Ich schicke Dir mal via PN Links zu Info und Karte des Kiasjöns, die zur Fiskekort mitgeliefert werden.

Gruß
Klaus


----------



## Bleikopf (27. April 2011)

*AW: Kennt jemand die Seen Kiasjön oder Törn in Schweden?*

Hallo Klaus, bin vom 01.06.2011 bis 11.06.2011 ebenfalls am Kiasjön. Wäre dir sehr dankbar, wenn du vielleicht die gleichen Infos über den See auch mir zur Verfügung stellen würdest. TL

Marcpo


----------



## riexxen (4. Mai 2011)

*AW: Kennt jemand die Seen Kiasjön oder Törn in Schweden?*

Hallo Klaus,
ich bin vom 19.08.2011-28.08.2011 auch am kiasjön. über infos würde ich mich sehr freuen! danke vorab!

grüße riexxen


----------



## whoracle (22. Juli 2011)

*AW: Kennt jemand die Seen Kiasjön oder Törn in Schweden?*

hallo,
ich fahre im september an den kiasjön, vielleich tkönnten die die dieses jahr schon waren ein paar erfahrungen schreiben und eventuell ein paar tips geben. gerne auch würde ich fotos sehen
gruß


----------



## bierstuch (24. August 2011)

*AW: Kennt jemand die Seen Kiasjön oder Törn in Schweden?*

dem kann ich mir nur anschliessen, auch ich werde den kiasjön unsicher machen im spetember... wäre schön, wenn man ein paar infos teilen könnte... sicherlich werde ich gern meine erfahrungen weitergeben, wie ich es bisher hier im forum getan habe...
grüße


----------



## daniel_ (25. August 2011)

*AW: Kennt jemand die Seen Kiasjön oder Törn in Schweden?*



Bleikopf schrieb:


> Hallo Klaus, bin vom 01.06.2011 bis 11.06.2011 ebenfalls am Kiasjön. Wäre dir sehr dankbar, wenn du vielleicht die gleichen Infos über den See auch mir zur Verfügung stellen würdest. TL
> 
> Marcpo



Wie war denn dein Urlaub am Kiasjön?

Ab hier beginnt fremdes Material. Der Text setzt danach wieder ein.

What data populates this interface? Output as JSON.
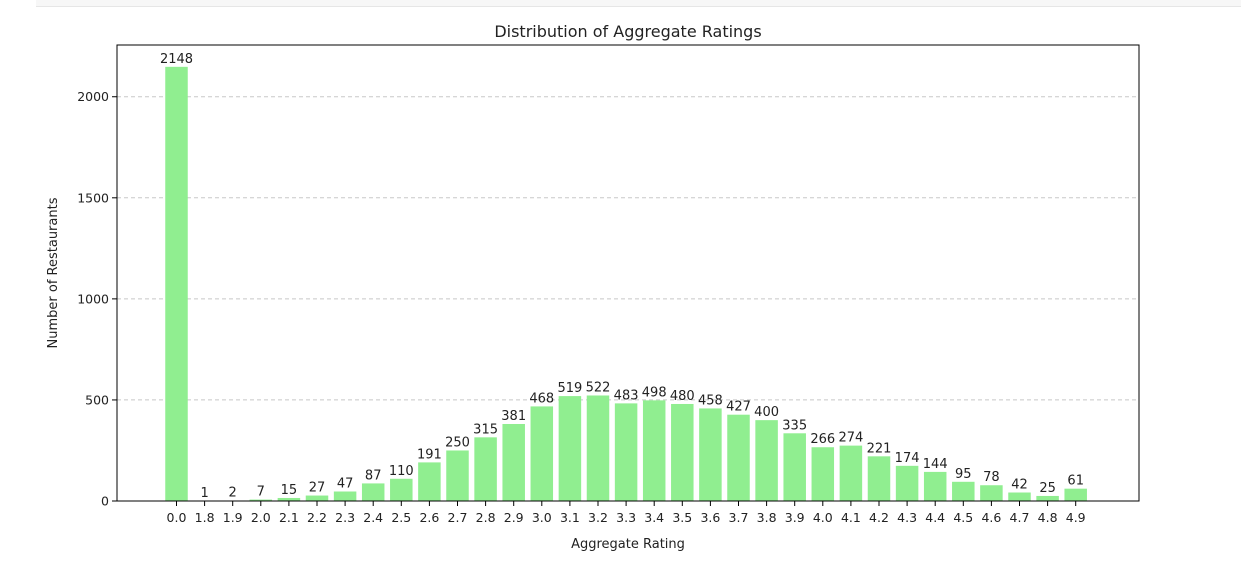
{
  "chart_data": {
    "type": "bar",
    "title": "Distribution of Aggregate Ratings",
    "xlabel": "Aggregate Rating",
    "ylabel": "Number of Restaurants",
    "categories": [
      "0.0",
      "1.8",
      "1.9",
      "2.0",
      "2.1",
      "2.2",
      "2.3",
      "2.4",
      "2.5",
      "2.6",
      "2.7",
      "2.8",
      "2.9",
      "3.0",
      "3.1",
      "3.2",
      "3.3",
      "3.4",
      "3.5",
      "3.6",
      "3.7",
      "3.8",
      "3.9",
      "4.0",
      "4.1",
      "4.2",
      "4.3",
      "4.4",
      "4.5",
      "4.6",
      "4.7",
      "4.8",
      "4.9"
    ],
    "values": [
      2148,
      1,
      2,
      7,
      15,
      27,
      47,
      87,
      110,
      191,
      250,
      315,
      381,
      468,
      519,
      522,
      483,
      498,
      480,
      458,
      427,
      400,
      335,
      266,
      274,
      221,
      174,
      144,
      95,
      78,
      42,
      25,
      61
    ],
    "ylim": [
      0,
      2256
    ],
    "yticks": [
      0,
      500,
      1000,
      1500,
      2000
    ],
    "grid": "y-dashed",
    "bar_color": "#90ee90",
    "legend": "none"
  }
}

Über einen kleinen Bericht wäre ich sehr dankbar.

Gruß
Daniel


----------



## Luke35_de (21. Oktober 2011)

*AW: Kennt jemand die Seen Kiasjön oder Törn in Schweden?*

Hallo Zusammen,

ich war da, 2 Wochen rumgerudert, die erste Woche 
NICHTS,  aber dann habe ich die Strategie gewechselt 
und siehe da, Hecht und Zander....... 80cm der Beste.

Der See ist Klasse, das Wasser ist auf Grund moorigen Bodenbeschaffenheit sehr trüb aber sauber, ich habe die Tiefenkarten in Topqualität als PDF. Wir hatten das Haus Seeblick auf der Halbinsel Kianäs bei Rüdiger Klapschus, mitten im Wald und mitten in der Wildnis. Der See hat einen Zufluß sowie auch einen Abfluß, am Zufluß sind riesige Seerosenfelder, Schleien....... so etwas habe ich noch nicht gesehen, die sprangen mir fast ins Boot. Dort wo der Zufluß ist findet ihr eine Wassertiefe von 7m, mit einer abfallenden Kante von 4m auf 7m, dort habe ich Sie alle gefangen, auf Köderfisch mit Pose, Blinker oder Wobbler......, hab aber eine Woche gebraucht um die Stelle zu finden, hatte meinen Lowrance Mark-5x mit, ohne mein Echolot wäre es schwierig geworden........... , 

Also dann  Petri Heil

:vik:


----------



## Hannoi1896 (23. Januar 2012)

*AW: Kennt jemand die Seen Kiasjön oder Törn in Schweden?*

Fahre im Oktober an den Kiasjön. Weitere Berichte von Anglern, die dort waren, wären super #6


----------